Conceitos essenciais
Leveraging the complementary strengths of large language models (LLMs) and supervised machine translation (MT) systems, this work explores strategies to guide LLaMA-2 models to improve MT outputs using external feedback on translation errors.
Resumo
The paper explores techniques to guide LLaMA-2 language models to improve machine translation (MT) outputs using external feedback on translation errors. The authors consider three levels of feedback granularity: generic, score-based, and fine-grained error annotations.
For the prompting experiments:
- Zero-shot prompting with any form of feedback leads to marginal improvements in translation quality metrics like BLEU, TER, and COMET.
- 10-shot prompting widens the performance gap between the original and post-edited MT, with consistent gains in BLEU, TER, and COMET scores.
- The performance gap between the smaller 7B and larger 13B LLaMA-2 models narrows down with increased few-shot examples, suggesting that few-shot learning helps bridge the size gap for MT post-editing.
- The different granularity of feedback show similar performance in the 10-shot setting, with the fine-grained feedback not providing a clear advantage over generic feedback.
For the fine-tuning experiments:
- Fine-tuning the LLaMA-2 models with error-annotated translations leads to significant improvements in translation quality over the original MT, outperforming the best prompting results.
- The multilingual fine-tuning approach, which combines three language pairs, generally outperforms the bilingual fine-tuning.
- Human evaluation confirms that fine-tuning not only resolves the targeted errors but also generates more natural translations in the target language.

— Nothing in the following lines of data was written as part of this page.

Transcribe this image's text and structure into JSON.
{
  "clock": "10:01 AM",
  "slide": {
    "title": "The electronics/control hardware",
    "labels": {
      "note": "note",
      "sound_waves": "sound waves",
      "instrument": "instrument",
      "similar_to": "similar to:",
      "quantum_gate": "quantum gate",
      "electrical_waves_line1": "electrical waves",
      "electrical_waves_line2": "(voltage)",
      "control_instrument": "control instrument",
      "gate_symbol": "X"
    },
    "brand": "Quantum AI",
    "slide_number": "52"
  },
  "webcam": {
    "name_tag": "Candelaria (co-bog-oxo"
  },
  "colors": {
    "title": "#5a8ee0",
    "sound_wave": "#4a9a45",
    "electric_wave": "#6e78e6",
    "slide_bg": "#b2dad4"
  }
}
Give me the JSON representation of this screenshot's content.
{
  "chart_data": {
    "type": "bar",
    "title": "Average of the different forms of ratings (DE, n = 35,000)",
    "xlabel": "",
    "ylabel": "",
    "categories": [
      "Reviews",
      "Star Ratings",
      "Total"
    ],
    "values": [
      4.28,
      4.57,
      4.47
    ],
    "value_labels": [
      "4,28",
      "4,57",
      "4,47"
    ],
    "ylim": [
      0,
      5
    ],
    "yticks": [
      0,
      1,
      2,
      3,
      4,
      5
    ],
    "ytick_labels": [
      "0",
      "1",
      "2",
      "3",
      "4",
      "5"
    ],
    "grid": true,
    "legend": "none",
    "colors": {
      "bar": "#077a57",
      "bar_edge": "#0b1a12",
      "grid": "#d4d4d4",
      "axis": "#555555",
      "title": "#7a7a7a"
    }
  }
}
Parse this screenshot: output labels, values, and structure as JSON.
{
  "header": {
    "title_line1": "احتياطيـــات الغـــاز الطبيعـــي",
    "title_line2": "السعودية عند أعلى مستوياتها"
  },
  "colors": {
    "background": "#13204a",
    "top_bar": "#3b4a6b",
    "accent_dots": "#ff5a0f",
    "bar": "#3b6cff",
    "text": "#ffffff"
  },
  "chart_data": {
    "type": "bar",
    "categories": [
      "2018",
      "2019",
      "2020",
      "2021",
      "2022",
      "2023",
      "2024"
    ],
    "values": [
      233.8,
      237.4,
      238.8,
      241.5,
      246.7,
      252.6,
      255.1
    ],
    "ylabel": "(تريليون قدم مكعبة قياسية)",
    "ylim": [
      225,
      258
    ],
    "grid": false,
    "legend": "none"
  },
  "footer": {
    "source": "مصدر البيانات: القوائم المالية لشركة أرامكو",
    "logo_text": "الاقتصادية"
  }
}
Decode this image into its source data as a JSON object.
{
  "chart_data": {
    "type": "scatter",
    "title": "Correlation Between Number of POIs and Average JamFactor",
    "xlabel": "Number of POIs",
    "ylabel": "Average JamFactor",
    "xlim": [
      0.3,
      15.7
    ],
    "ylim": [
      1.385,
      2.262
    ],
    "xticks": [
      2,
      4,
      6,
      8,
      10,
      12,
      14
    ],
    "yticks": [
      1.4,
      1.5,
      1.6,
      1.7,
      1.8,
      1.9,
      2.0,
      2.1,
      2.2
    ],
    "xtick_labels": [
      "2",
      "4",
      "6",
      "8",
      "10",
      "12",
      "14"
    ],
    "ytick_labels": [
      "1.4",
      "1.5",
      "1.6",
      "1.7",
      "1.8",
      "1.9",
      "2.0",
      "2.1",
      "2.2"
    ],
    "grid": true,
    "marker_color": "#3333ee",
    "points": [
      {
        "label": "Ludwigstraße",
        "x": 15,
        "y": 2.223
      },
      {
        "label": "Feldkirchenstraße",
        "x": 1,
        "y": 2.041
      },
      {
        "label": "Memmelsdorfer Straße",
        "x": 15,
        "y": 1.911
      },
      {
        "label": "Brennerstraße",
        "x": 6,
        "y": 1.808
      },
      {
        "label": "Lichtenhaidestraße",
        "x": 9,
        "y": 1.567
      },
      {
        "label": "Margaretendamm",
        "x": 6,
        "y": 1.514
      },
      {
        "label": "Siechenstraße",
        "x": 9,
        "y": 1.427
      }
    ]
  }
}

The analysis reveals that fine-tuning helps the LLMs effectively integrate the provided fine-grained feedback to address the specific errors in the initial translation.
Estatísticas
The translation quality of the original MT outputs has an average BLEU score of 0.45, TER of 0.81, and COMET score of 0.71 across the three language pairs.
The zero-shot prompting with any form of feedback leads to a marginal improvement of around 0.01-0.02 BLEU, 0.03-0.06 TER, and 0.01-0.02 COMET.
The 10-shot prompting achieves an average improvement of 0.04 BLEU, 0.03 COMET, and 0.04 TER over the original MT.
The fine-tuned models show an average improvement of 0.07 BLEU, 0.08 COMET, and 0.21 TER over the original MT.
Citações
"Leveraging the complementary strengths of LLMs and supervised MT by guiding LLMs to automatically post-edit MT with external feedback on its quality, derived from Multidimensional Quality Metric (MQM) annotations."
"Fine-tuning helps integrate fine-grained feedback more effectively and further improves translation quality based on both automatic and human evaluation."